Imagine a group of government officials who take and process passport applications. The application consists of filling in a form and handing over one photo of the applicant’s face. All officials try to do good work except one. That official is racist and rejects every application from a person who looks different. The people in the government notice the discrimination. They decide to introduce a machine that will learn from all applications processed by good officials. The machine is consistent; it equalizes criteria for all applications, so current and future discrimination is gone. But is it?
At first glance, everything works fine. However, over time the people at the government get many complaints from people of Asian descent: photos with distinctly Asian facial features usually don’t pass automated checks. How is that possible? Shouldn’t the machine be consistent?
The example above is not imaginary; it’s based on real-world situations. A man’s visa application was rejected in New Zealand because the machine thought his eyes were closed on his photo. A face-detection software in cameras asks if someone is blinking if the camera is pointed toward a person of Asian descent. This can happen to any type of face. An MIT grad student found that a publicly available software for face detection didn’t recognize faces with dark skin tones at all.

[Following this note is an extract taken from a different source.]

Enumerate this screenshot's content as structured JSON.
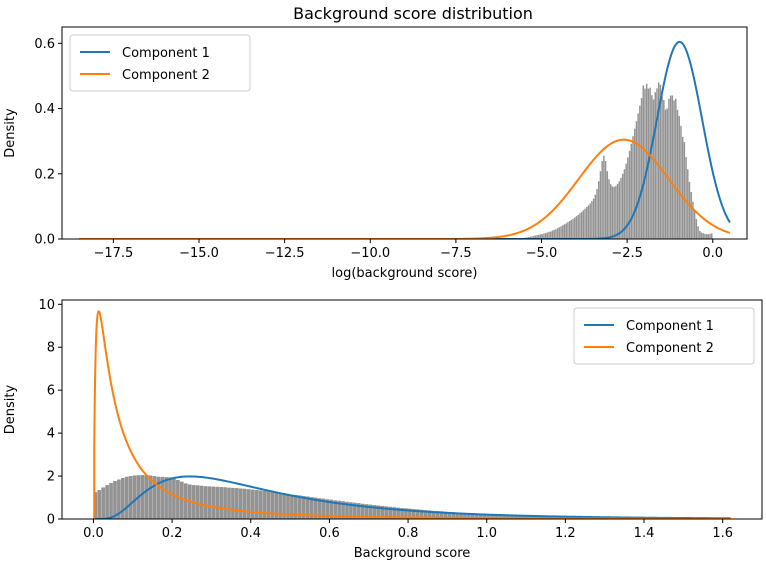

Let’s acknowledge that many such outcomes are not intentional. The underlying problem is that a machine learned from incomplete data: photos of people of Asian descent or with dark skin were not used as learning examples. The machine learned that the whole population consists only of people with fair skin, and held an implicit bias against those who were not in that population.
The fix for this, and for the more general problem of bias and discrimination in machine learning, is hard for many reasons:
- People don’t realize they aren’t inclusive. It’s easy to recognize a movie star in the latest blockbuster. In contrast, it’s hard to notice that a small-time actor, who played in a couple of movies ten years ago, didn’t make a movie since then. Likewise, it’s easier to notice an error in training examples you have than to notice that some examples are missing.
- Having many good and diverse examples needed for machine learning is rare. Bigger companies and institutions might have them, but the examples are usually not shared for business or privacy reasons (think medical records).
- Companies operate in a system that favors firstcomers so they’re often incentivized to release early. Some of them rush and don’t think through all the consequences their machine learning models might have.
When I had an issue at a counter in Croatia, I would go to another one or come back later; the issue would go away because a different person would be sitting there. However, what if there is only one machine behind every counter at all times? Or at border crossings? Or in hospitals and schools? We have to fix the problem of bias in machine learning because the alternative is not an option.